Describe dissociative disorders
Disorders in which the characteristic feature is a disruption in the usual integrated functions of consciousness, memory, identity, or perception of the environment. Examples include – dissociative amnesia, dissociative fugue, dissociative identity disorder, and depersonalization disorder.
Psychosis
A loss of ego boundaries or gross impairment in reality testing. Psychoses are seriously psychiatric disturbances characterized by the presence of delusions or hallucinations in the impairment of interpersonal functioning in relationship to the external world.

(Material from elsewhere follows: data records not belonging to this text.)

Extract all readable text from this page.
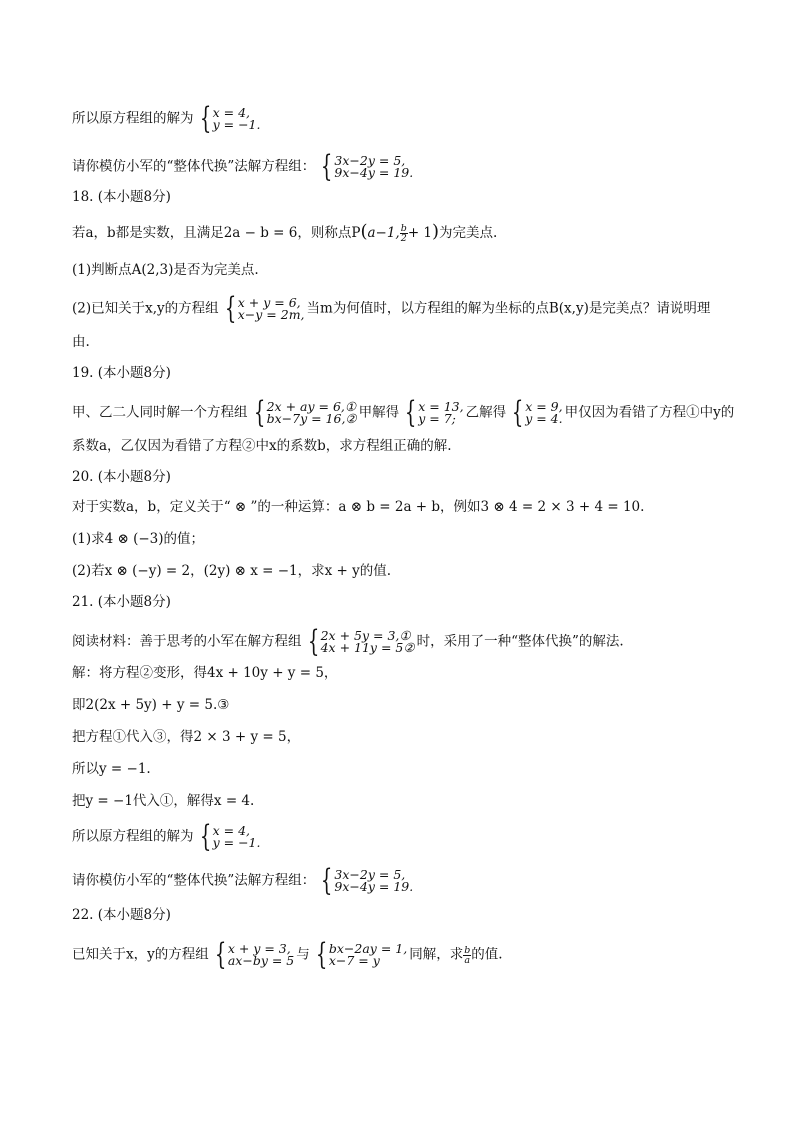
所以原方程组的解为 { x = 4,
y = −1.
请你模仿小军的“整体代换”法解方程组： { 3x−2y = 5,
9x−4y = 19.
18. (本小题8分)
若a，b都是实数，且满足2a − b = 6，则称点P(a−1, $\frac{b}{2} + 1$)为完美点.
(1)判断点A(2,3)是否为完美点.
(2)已知关于x,y的方程组 { x + y = 6,
x−y = 2m, 当m为何值时，以方程组的解为坐标的点B(x,y)是完美点？请说明理
由.
19. (本小题8分)
甲、乙二人同时解一个方程组 { 2x + ay = 6,①
bx−7y = 16,② 甲解得 { x = 13,
y = 7; 乙解得 { x = 9,
y = 4. 甲仅因为看错了方程①中y的
系数a，乙仅因为看错了方程②中x的系数b，求方程组正确的解.
20. (本小题8分)
对于实数a，b，定义关于“ ⊗ ”的一种运算：a ⊗ b = 2a + b，例如3 ⊗ 4 = 2 × 3 + 4 = 10.
(1)求4 ⊗ (−3)的值；
(2)若x ⊗ (−y) = 2，(2y) ⊗ x = −1，求x + y的值.
21. (本小题8分)
阅读材料：善于思考的小军在解方程组 { 2x + 5y = 3,①
4x + 11y = 5② 时，采用了一种“整体代换”的解法.
解：将方程②变形，得4x + 10y + y = 5，
即2(2x + 5y) + y = 5.③
把方程①代入③，得2 × 3 + y = 5，
所以y = −1.
把y = −1代入①，解得x = 4.
所以原方程组的解为 { x = 4,
y = −1.
请你模仿小军的“整体代换”法解方程组： { 3x−2y = 5,
9x−4y = 19.
22. (本小题8分)
已知关于x，y的方程组 { x + y = 3,
ax−by = 5 与 { bx−2ay = 1,
x−7 = y	同解，求 $\frac{b}{a}$ 的值.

At what level of anxiety would you find psychosis
Panic anxiety
What are examples of psychotic responses to anxiety
Schizophrenic, schizoaffective, and delusional disorders
Grief
Grief is a subjective state of emotional, physical, and social responses to the loss of valued entity
Describe the normal mourning process
It is adaptive and characterized by feelings of sadness, guilt, anger, helplessness, hopelessness, and despair
Is it normal to experience mourning after a loss
Yes. An absence of mourning after a loss maybe considered maladaptive
What did Kubler Ross identify
The five stages of feelings and behaviors that individuals experience in response to a real, perceived, or anticipated loss
List the five stages of grief
Denial, anger, bargaining, Depression, acceptance
Do individuals need to experience the stages of grief in a particular order
No. In fact not all individuals experience each of the stages of grief in response to loss.